Reviews

Kurt & Sid

The characters in Roy Smiles’ two-hander Kurt and Sid are Kurt Cobain and Sid Vicious in a threnody of punk that fully compensates for any disappointment you might harbour over not seeing a play about an unlikelier pairing, say, of Kurt Weill and Sid James.

It’s certainly a far cry from Gertie and Noel, but Smiles finds a real groove for his fascination with these twin icons of punk: on the night of his suicide in a Seattle attic in 1994, the rifle wedged firmly in his mouth, Kurt is visited by the shadowy figure of the man he idolised.

Sid died of a heroin overdose in 1979, just before going on trial for having killed Nancy Spungen and soon after serving a gruelling prison term in Ryker’s after “bottling” the brother of Patti Smith.

Yet in Danny Dyer’s brilliantly observed performance, poised in a permanent leaning angle in his black leather jacket, sticky-up hair and semi-permanent sneer, he is transformed into an avuncular sage, almost, pleading with Kurt to keep going and write more music.

At first, Shaun Evans’ uncannily accurate blond Cobain thinks the intruder’s a trick of the imagination, or a punk impersonator. But the pair are soon locked in a sparky debate about the price of success, their respective instincts for hate and rage (in Sid’s case, this boils down to “the pettiness of being English”) and negative social responsibility.

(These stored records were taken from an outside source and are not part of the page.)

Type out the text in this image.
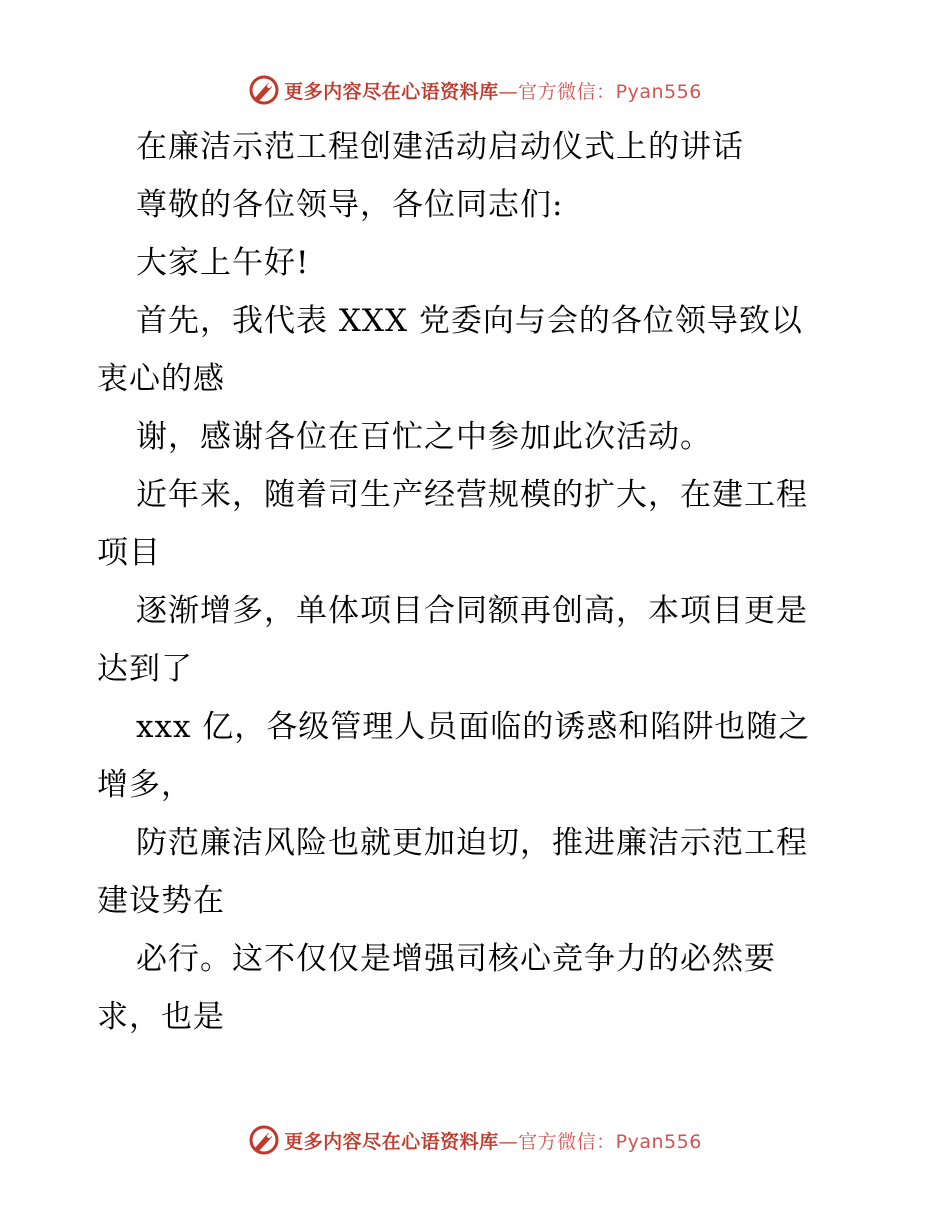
更多内容尽在心语资料库—官方微信：Pyan556
在廉洁示范工程创建活动启动仪式上的讲话
尊敬的各位领导，各位同志们:
大家上午好!
首先，我代表 XXX 党委向与会的各位领导致以
衷心的感
谢，感谢各位在百忙之中参加此次活动。
近年来，随着司生产经营规模的扩大，在建工程
项目
逐渐增多，单体项目合同额再创高，本项目更是
达到了
xxx 亿，各级管理人员面临的诱惑和陷阱也随之
增多，
防范廉洁风险也就更加迫切，推进廉洁示范工程
建设势在
必行。这不仅仅是增强司核心竞争力的必然要
求，也是
更多内容尽在心语资料库—官方微信：Pyan556
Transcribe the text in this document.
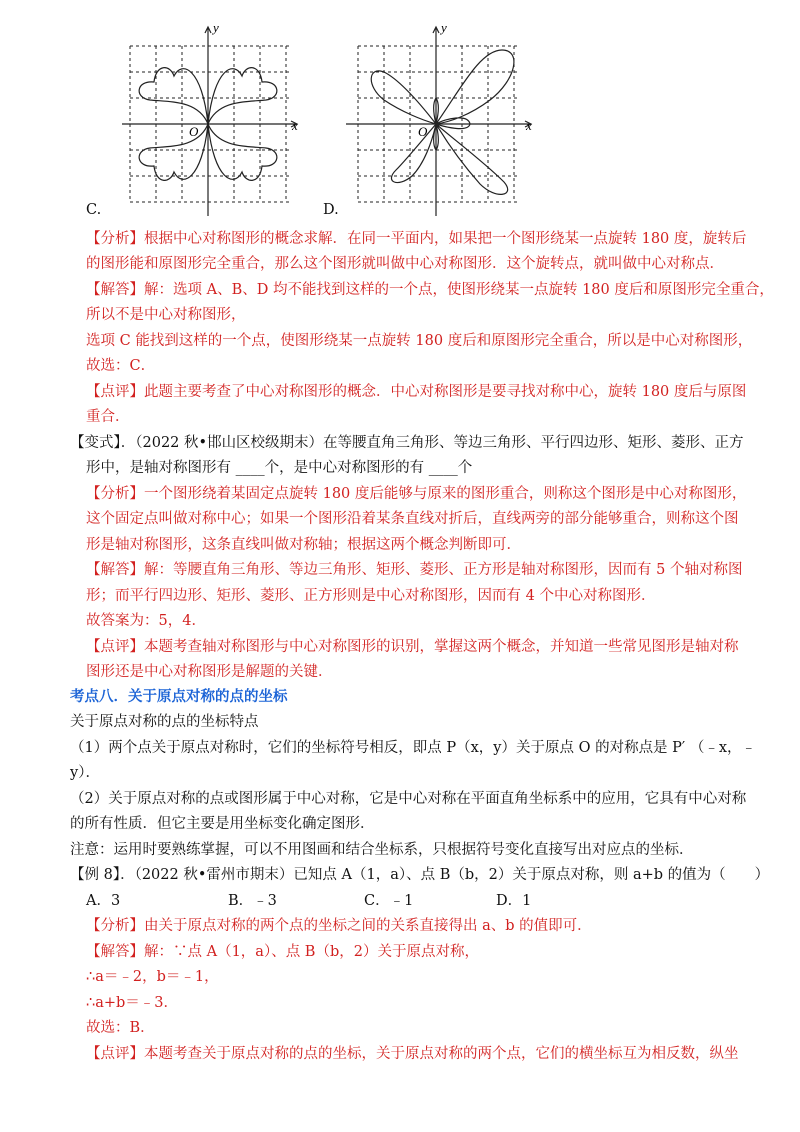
y
x
O
C.
y
x
O
D.
【分析】根据中心对称图形的概念求解．在同一平面内，如果把一个图形绕某一点旋转 180 度，旋转后
的图形能和原图形完全重合，那么这个图形就叫做中心对称图形．这个旋转点，就叫做中心对称点．
【解答】解：选项 A、B、D 均不能找到这样的一个点，使图形绕某一点旋转 180 度后和原图形完全重合，
所以不是中心对称图形，
选项 C 能找到这样的一个点，使图形绕某一点旋转 180 度后和原图形完全重合，所以是中心对称图形，
故选：C．
【点评】此题主要考查了中心对称图形的概念．中心对称图形是要寻找对称中心，旋转 180 度后与原图
重合．
【变式】．（2022 秋•邯山区校级期末）在等腰直角三角形、等边三角形、平行四边形、矩形、菱形、正方
形中，是轴对称图形有 ____个，是中心对称图形的有 ____个
【分析】一个图形绕着某固定点旋转 180 度后能够与原来的图形重合，则称这个图形是中心对称图形，
这个固定点叫做对称中心；如果一个图形沿着某条直线对折后，直线两旁的部分能够重合，则称这个图
形是轴对称图形，这条直线叫做对称轴；根据这两个概念判断即可．
【解答】解：等腰直角三角形、等边三角形、矩形、菱形、正方形是轴对称图形，因而有 5 个轴对称图
形；而平行四边形、矩形、菱形、正方形则是中心对称图形，因而有 4 个中心对称图形．
故答案为：5，4．
【点评】本题考查轴对称图形与中心对称图形的识别，掌握这两个概念，并知道一些常见图形是轴对称
图形还是中心对称图形是解题的关键．
考点八．关于原点对称的点的坐标
关于原点对称的点的坐标特点
（1）两个点关于原点对称时，它们的坐标符号相反，即点 P（x，y）关于原点 O 的对称点是 P′ （﹣x，﹣
y）．
（2）关于原点对称的点或图形属于中心对称，它是中心对称在平面直角坐标系中的应用，它具有中心对称
的所有性质．但它主要是用坐标变化确定图形．
注意：运用时要熟练掌握，可以不用图画和结合坐标系，只根据符号变化直接写出对应点的坐标．
【例 8】．（2022 秋•雷州市期末）已知点 A（1，a）、点 B（b，2）关于原点对称，则 a+b 的值为（　　）
A．3	B．﹣3	C．﹣1	D．1
【分析】由关于原点对称的两个点的坐标之间的关系直接得出 a、b 的值即可．
【解答】解：∵点 A（1，a）、点 B（b，2）关于原点对称，
∴a＝﹣2，b＝﹣1，
∴a+b＝﹣3．
故选：B．
【点评】本题考查关于原点对称的点的坐标，关于原点对称的两个点，它们的横坐标互为相反数，纵坐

Tim Stark’s otherwise fine production – played out on a design by Cordelia Chisholm cluttered with baby dolls, boxes, bric-a-brac and a tortured suicide note that Sid says is longer than Lord of the Rings – may miss a trick in not using much more of the music of both Nirvana and the Sex Pistols. There’s plenty of room for an imaginative expansion here.

But it’s an engaging duet, with a loony space walk to put all petty human endeavour in a wider context and a good spattering of one-liners to evoke what Sid calls Kurt’s collective howl for the dispossessed and his own posthumous philosophy, having got over God’s wicked sense of humour in inventing Swindon or, indeed, his own loathed suburb of Bromley.